I had not realized just how much I missed having global voice recognition until I went to Elana’s iPhone 4S while waiting for my iPhone 5S. Some background: I sold my iPhone 5 and had been using Judie’s spare iPhone 4 for the past few weeks. It worked fine, but the 4 doesn’t have Siri or voice recognition. Well, I’m baaack.
I was using Dragon Dictation for the month I was on the 4, but having gone to the 4S and using Siri and global voice recognition since yesterday has reminded me of how much I missed it. It is amazing how quickly we can become reliant on certain technologies.

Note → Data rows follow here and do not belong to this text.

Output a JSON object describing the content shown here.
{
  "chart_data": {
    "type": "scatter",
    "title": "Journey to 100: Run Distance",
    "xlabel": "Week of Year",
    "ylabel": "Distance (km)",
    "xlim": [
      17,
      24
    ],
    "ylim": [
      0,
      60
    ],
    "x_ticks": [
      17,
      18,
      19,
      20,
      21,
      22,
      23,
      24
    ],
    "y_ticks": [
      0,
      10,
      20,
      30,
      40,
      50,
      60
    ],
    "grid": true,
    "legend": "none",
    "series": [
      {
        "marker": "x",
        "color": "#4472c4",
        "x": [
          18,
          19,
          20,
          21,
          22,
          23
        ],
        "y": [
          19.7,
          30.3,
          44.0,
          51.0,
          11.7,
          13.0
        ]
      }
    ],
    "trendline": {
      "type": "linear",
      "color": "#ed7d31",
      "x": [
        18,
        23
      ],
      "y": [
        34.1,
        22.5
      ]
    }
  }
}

What I also realized is just how accurate Apple’s voice recognition has become. If you speak in a clear and precise manner, the recognition is as close to accurate as you can get. Sure, it won’t recognize foreign words, and it may mistake “apples” for “apples’s”, but those are minor mistakes and easily corrected before using any dictated document. What is interesting to me is that Elana said that at first she thought the voice recognition on her new iPhone 5C was significantly improved from the iPhone 4S running iOS 6 but, after using it for a few hours, she didn’t actually think this was the case. I actually think she was correct in her initial assessment – Siri is out of beta and it shows. The thing is, just as Siri needed to mature a bit over time, those who use mobile voice recognition needed to train themselves to speak in a way that optimizes the accuracy of the recognition. It occurred to me that there is a relatively simple way to help increase accuracy that leverages an old voice recognition trick that has been around since the beginning of commercial voice recognition applications.
When you first set up any of Nuance’s desktop or laptop voice recognition software, you need to “train” the program. This is done by reading a piece of text out loud that the program supplies. The idea here is that as you read the text, the application recognizes it is able to adjust to the way you pronounce specific words. So as you speak, it learns where you tend to emphasize words and where you tend to say things in an unusual or slightly regional manner. At the same time, since this training process only allows you to advance to the next sentence or phrase once the program has accurately interpreted what you said, it is training you to speak accurately almost as much as it is training the program. It is a feedback process that benefits both you and the program in terms of potential accuracy.
While global voice recognition such as Siri does not learn your distinct voice patterns the way a desktop program does – that’s why it is usually not quite as accurate as a desktop voice recognition program – there is some benefit to using this same approach. By taking a piece of text and reading it into the iPhone or iPad using voice recognition, you can see where the program is accurate in its transcription and where it makes mistakes. This then allows you to see which words you need to pronounce with greater accuracy or in a different manner. It will also force you to speak in a clear manner that allows you to articulate each word for better accuracy. (People have observed that when I do voice recognition, I sound a bit robotic. I do, but it results in greater accuracy when dictating.)
Taking some time to read, check the results, and then reading again will force you to speak with greater and greater accuracy. It’s a bit of time investment now that can pay off in a huge way going forward.